Technical Abstract: In recent years, starch being delivered to and processed in U.S. factories has risen markedly because of the increased production of green (unburnt) and combine-harvested (billeted) sugarcane and the introduction of new sugarcane varieties with higher starch content. To prevent carry-over alpha-amylase activity in molasses and raw sugar in the U.S., commercial alpha-amylases used to control starch are intermediate temperature (IT) stable and sourced from Bacillus subtilis bacteria. Alpha-Amylases have been typically applied to syrup in last evaporators where starch is solubilized and gelatinized, syrup temperatures are ~60-65 degrees C, and ~18 min retention time (Rt) is available. As IT stable alpha-amylases are effective up to 85 degrees C, they could be more effective and economical if applied to next-to-the-last evaporators where syrup temperatures are ~77 degrees C. Factory alpha-amylase trials were conducted across the 2007 Louisiana processing season (Oct-Dec).
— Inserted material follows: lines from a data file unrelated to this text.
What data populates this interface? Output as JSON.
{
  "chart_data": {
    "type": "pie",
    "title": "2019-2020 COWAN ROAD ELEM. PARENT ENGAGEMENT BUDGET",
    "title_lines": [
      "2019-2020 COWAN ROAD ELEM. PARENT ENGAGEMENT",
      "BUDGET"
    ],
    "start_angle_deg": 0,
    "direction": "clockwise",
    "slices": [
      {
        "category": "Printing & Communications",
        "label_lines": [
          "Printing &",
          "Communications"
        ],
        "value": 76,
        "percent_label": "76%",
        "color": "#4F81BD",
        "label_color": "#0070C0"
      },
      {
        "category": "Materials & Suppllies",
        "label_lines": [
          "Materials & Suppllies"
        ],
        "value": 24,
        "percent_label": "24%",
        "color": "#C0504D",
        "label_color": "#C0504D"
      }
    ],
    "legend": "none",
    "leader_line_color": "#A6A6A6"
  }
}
Application of a working solution (diluted 3-fold in water at the factory) of IT stable alpha-amylase of high activity per unit cost (118.3 KNU/ml/$) to the next-to-the-last evaporator provided significantly (P<.05) greater starch hydrolysis (up to 78.0% at a 5 ppm/cane wt dose) than applying it to the last evaporator alone (only up to 59.8% at a 5 ppm/cane wt dose). Reasons for the improved starch hydrolysis in the next-to-the-last than the last evaporator are multi-fold: (i) the lower Brix levels in the next-to-the last evaporator improve alpha-amylase action, (ii) more water is available as a reactant for the hydrolysis reaction, and (iii) there is more time for the hydrolysis reaction to occur. Starch hydrolysis, generally, increased polynomially with increasing initial concentrations of starch in syrups. Seasonal variations in starch concentrations affected the application of alpha-amylase to next-to-the-last evaporator more than to the last evaporator alone. Significantly (P<.05) less starch was hydrolyzed with lower precision when starch concentrations were <1000 ppm/Brix in late season (Dec), because of lower contact between the starch and alpha-amylase. Fluctuating starch concentrations across the season make standardized application of alpha-amylase impossible.